The second problem is the legal quagmire created as the distinction between corporations and people becomes more obfuscated. The new legal precedent being set by these cases, and the potential for the setting of further precedent means that it will be more difficult to hold accountable for-profit corporations in the way that they conduct business. In this particular instance, that might mean the right of a for-profit corporation to deny services. In the long term, who knows what new “rights” corporations could discover. The possibilities seem to be wide-ranging in the worst kind of way. 

Being Right

Freedoms of Corporations 

Everyone has heard the story of the evil corporation. It has become such a ubiquitous trope in our society that it probably does not even need explanation. The story goes a little something like this: a money hungry corporation does something unambiguously evil in order to increase its profits at the expense of normal, hardworking people. And everyone believes it because corporations aren’t people who might shy away from doing something horrible but rather, a faceless entity devoid of human emotion.

This story has always sounded a little hollow to me. When Occupy Wall Street swept the country, the tagline corporations are not people started taking over the internet. People were outraged that faceless corporations were being given the same rights as other people – specifically their right to free speech. 

So if corporations are not people, what are they? The term corporation, legally, refers to a group of people who are allowed to organize their interest and work together as a single entity. This gives them the opportunities to pool capital, organize more efficiently and a host of other benefits for running a business. But at the end of the day corporations are just that – people who joined together to try and make some money.

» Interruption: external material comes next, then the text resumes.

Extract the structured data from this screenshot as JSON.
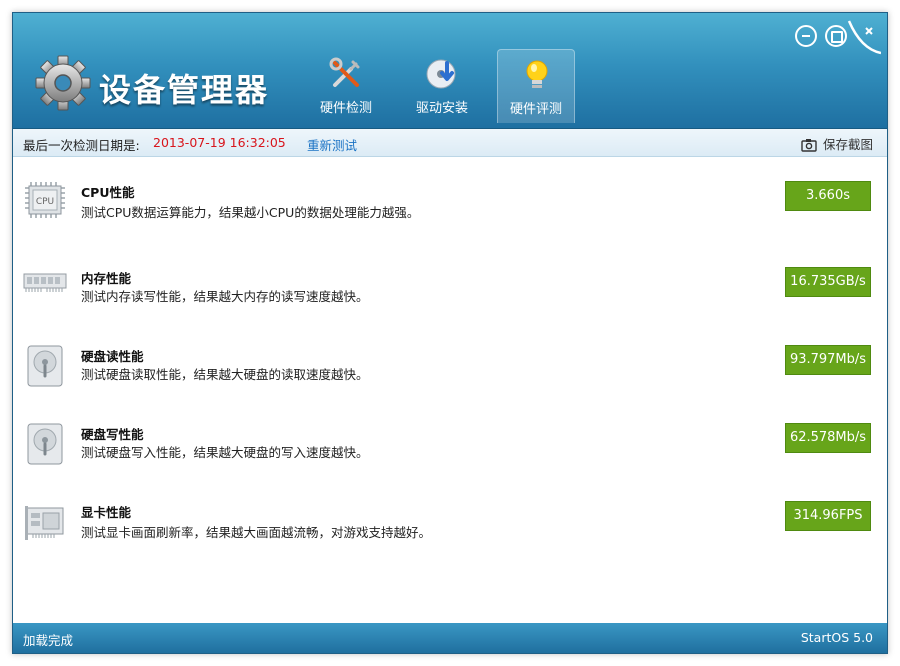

Why is it such a scandal that these people, once they band together, are still given the rights guaranteed to them by the Constitution? By perpetuating the myth of the faceless corporation, we have forgotten that these are also people. Every decision made at a corporation is made by a real person, with real concerns and real human emotions. There are bad people, and consequently there are corporations run by bad people that can do bad things. But so can governments, unions and pretty much any other organization where people come together.

This brings us to the Indiana religious freedom law. The bill passed in Indiana is a slightly modified version of the federal Religious Freedom Restoration Act that was passed under President Clinton in 1993. The Indiana law requires that courts use a balancing test when deciding religious freedom cases. Individuals and corporations must prove that their religious liberty is being substantially burdened and the government has to prove that its actions represent the least means to achieve a “compelling state interest.” 

Previously in Indiana, Amish horse drawn carts could be pulled over and ticketed for breaking local traffic regulations, churches could be prohibited from helping homeless people because of sanitation laws and a Christian college lost state grants because it hires on the basis of religion. 

Critics of the law argue that this law is not about protecting these people. They argue that instead what has happened is that Indiana has given faceless entities the legal ability to discriminate against LGBT groups. Religious freedom acts have been passed in nineteen other states over two decades before Indiana and in every single one of them the courts have continuously held that protecting LGBT groups from discrimination is a “compelling state interest.” 

There has not been a single case in these states where a court has used it to justify a religious exemption from anti-discrimination laws. This law reaffirms the rights that people have, whether they have formed into a group or are going it alone. What it very clearly does not do is legalize discrimination.